MA3DSG: Multi-Agent 3D Scene Graph Generation for Large-Scale Indoor Environments
Yirum Kim, Jaewoo Kim, Ue-Hwan Kim
AI summary
Problem
Current 3D scene graph generation methods rely on single-agent paradigms and small-scale benchmarks, failing to scale to real-world, large-scale indoor environments. The paper addresses the critical scalability gap and lack of multi-agent evaluation frameworks in this domain.
Approach
The authors propose a decentralized multi-agent framework that incrementally builds local scene graphs and merges them using a novel, training-free graph alignment algorithm.

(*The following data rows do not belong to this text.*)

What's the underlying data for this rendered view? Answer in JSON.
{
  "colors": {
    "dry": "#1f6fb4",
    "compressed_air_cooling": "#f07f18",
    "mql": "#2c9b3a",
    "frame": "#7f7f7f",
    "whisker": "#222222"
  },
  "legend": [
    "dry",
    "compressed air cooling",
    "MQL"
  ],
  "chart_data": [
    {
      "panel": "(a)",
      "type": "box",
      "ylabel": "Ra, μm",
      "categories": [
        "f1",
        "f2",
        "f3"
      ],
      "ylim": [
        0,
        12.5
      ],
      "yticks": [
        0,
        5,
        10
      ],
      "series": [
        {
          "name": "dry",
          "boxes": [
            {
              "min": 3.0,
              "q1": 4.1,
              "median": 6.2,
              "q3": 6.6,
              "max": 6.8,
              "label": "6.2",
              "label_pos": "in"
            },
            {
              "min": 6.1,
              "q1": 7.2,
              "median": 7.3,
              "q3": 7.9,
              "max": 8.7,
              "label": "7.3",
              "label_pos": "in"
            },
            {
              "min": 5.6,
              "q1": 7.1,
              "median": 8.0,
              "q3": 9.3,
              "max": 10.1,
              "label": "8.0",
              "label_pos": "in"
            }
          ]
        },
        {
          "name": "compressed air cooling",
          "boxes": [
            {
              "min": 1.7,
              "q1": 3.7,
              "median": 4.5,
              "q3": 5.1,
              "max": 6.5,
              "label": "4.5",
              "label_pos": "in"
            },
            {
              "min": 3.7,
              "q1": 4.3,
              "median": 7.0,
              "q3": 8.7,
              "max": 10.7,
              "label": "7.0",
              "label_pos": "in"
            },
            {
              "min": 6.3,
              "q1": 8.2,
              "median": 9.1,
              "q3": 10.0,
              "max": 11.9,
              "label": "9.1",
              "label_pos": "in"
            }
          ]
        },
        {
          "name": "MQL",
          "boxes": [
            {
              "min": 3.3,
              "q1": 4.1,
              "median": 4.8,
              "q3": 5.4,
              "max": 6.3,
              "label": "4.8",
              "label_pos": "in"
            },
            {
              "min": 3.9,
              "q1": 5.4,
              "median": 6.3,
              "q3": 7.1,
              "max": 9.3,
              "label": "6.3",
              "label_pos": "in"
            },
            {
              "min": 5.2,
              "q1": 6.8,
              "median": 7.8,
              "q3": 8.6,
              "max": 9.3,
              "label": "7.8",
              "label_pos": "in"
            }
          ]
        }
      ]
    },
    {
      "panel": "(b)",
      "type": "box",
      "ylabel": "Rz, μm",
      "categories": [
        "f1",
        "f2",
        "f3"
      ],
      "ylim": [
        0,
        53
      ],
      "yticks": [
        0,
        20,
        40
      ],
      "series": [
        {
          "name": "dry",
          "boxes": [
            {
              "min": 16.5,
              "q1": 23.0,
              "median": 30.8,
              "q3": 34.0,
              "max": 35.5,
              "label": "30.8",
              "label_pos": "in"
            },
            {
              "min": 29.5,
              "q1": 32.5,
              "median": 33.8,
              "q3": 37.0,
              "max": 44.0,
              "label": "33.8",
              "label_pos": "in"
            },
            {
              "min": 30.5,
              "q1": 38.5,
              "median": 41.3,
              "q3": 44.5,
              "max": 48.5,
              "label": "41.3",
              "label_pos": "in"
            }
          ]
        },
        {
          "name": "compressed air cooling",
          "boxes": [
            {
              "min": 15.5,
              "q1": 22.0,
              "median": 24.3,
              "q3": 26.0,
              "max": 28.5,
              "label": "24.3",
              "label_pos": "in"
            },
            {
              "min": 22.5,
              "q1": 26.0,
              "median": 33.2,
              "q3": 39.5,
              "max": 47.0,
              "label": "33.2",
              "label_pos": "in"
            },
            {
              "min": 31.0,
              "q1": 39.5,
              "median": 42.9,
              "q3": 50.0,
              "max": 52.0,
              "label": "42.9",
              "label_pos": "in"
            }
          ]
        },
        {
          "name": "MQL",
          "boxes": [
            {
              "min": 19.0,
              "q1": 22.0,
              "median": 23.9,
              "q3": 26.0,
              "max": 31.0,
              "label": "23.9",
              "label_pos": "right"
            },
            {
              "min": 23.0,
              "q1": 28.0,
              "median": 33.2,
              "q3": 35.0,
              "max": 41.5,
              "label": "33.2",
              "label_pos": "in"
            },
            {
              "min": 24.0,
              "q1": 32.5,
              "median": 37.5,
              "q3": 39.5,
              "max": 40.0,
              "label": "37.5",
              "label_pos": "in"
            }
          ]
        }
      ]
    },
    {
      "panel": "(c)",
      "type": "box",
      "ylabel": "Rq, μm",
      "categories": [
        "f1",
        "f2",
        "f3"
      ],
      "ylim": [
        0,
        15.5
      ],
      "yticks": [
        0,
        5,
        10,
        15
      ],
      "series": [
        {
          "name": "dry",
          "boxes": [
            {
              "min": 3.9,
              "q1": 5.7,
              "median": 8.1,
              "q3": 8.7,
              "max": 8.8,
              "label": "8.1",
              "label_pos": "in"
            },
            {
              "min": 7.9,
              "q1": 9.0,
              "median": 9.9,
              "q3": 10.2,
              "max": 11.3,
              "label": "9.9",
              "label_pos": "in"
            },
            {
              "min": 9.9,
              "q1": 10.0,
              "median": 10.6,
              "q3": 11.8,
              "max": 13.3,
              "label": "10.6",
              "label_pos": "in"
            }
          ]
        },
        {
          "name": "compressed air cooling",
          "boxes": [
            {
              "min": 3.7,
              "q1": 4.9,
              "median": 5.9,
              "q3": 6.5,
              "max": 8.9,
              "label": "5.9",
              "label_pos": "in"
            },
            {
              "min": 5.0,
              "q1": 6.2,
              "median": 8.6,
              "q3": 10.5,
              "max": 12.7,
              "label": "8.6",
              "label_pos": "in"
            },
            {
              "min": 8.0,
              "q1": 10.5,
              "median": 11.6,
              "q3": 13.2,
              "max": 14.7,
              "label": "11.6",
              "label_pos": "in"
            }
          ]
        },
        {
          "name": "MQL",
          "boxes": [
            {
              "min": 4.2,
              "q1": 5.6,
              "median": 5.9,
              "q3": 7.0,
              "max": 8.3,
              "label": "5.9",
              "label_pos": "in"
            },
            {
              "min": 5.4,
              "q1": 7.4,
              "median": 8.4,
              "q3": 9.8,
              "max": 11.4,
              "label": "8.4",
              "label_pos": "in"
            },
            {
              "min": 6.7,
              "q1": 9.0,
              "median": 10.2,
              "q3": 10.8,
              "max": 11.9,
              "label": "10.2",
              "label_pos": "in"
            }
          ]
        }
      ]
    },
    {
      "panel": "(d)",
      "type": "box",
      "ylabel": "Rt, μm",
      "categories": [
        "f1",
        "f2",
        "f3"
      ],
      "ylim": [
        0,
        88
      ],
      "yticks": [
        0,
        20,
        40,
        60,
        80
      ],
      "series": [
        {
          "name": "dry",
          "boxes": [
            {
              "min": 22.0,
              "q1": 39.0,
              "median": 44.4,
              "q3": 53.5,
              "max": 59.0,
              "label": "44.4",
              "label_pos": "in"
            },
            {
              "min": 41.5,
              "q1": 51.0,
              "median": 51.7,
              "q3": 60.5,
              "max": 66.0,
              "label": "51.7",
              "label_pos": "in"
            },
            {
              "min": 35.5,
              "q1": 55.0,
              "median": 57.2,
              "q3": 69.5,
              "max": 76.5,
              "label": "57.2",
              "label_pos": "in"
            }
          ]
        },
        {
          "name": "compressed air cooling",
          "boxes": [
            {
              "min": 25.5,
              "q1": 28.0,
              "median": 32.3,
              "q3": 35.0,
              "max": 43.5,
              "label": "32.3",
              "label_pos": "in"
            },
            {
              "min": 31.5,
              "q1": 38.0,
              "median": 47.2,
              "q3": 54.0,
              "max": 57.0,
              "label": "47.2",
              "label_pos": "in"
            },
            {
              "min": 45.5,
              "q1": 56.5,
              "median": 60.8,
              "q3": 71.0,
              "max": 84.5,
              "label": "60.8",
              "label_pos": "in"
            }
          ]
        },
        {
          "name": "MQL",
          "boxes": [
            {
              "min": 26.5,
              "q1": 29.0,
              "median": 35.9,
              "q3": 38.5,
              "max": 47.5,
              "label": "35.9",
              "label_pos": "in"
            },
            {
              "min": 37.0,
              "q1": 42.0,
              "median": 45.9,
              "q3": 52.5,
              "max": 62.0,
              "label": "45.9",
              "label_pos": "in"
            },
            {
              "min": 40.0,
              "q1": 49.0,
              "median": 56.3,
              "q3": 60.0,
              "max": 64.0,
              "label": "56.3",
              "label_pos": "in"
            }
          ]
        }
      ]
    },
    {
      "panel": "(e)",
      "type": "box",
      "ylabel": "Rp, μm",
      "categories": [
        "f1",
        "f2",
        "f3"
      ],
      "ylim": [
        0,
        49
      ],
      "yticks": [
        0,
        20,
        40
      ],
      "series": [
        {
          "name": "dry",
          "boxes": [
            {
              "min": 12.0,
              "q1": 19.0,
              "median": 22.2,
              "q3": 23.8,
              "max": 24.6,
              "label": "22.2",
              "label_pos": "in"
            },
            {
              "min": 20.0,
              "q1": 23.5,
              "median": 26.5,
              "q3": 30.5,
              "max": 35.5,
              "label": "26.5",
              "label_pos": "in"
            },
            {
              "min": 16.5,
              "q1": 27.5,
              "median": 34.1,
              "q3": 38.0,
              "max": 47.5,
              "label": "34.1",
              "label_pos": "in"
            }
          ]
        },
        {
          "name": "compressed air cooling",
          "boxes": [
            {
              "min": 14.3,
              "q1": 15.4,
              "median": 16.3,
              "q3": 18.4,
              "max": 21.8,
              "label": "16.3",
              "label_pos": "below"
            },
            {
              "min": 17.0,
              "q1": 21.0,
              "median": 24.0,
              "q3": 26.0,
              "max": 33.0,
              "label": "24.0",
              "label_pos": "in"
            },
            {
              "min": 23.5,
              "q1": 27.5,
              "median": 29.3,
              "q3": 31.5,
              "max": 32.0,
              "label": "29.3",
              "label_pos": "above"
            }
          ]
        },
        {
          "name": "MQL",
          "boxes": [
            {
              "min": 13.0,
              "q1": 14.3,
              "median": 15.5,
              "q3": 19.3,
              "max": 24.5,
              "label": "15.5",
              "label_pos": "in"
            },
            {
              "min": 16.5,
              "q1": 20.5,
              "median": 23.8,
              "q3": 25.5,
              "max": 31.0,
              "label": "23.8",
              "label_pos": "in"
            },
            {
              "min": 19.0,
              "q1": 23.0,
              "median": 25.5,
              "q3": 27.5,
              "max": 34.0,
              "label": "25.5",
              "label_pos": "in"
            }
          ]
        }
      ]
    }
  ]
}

They also introduce MA3DSG-Bench, a unified benchmark supporting diverse agent configurations, large scales, and dynamic environments.
Key results
- First scalable multi-agent 3DSGG framework requiring no learnable parameters
- Training-free graph alignment algorithm efficiently merges partial query graphs
- MA3DSG-Bench benchmark enabling evaluation across diverse scales and dynamic conditions
- 4× faster runtime and 98× reduced data traffic compared to single-agent and multi-agent baselines
Why it matters
Provides a foundational framework and benchmark for scalable, collaborative 3D scene understanding in real-world robotics and multi-agent navigation applications.
Abstract
Current 3D scene graph generation (3DSGG) approaches heavily rely on a single-agent assumption and small-scale environments, exhibiting limited scalability to real- world scenarios. In this work, we introduce Multi-Agent 3D Scene Graph Generation (MA3DSG) model, the first framework designed to tackle this scalability challenge using multiple agents. We develop a training-free graph alignment algorithm that efficiently merges partial query graphs from individual agents into a unified global scene graph. Leveraging exten- sive analysis and empirical insights, our approach enables conventional single-agent systems to operate collaboratively without requiring any learnable parameters. To rigorously evaluate 3DSGG performance, we propose MA3DSG-Bench—a benchmark that supports diverse agent configurations, domain sizes, and environmental conditions—providing a more general and extensible evaluation framework. This work lays a solid foundation for scalable, multi-agent 3DSGG research.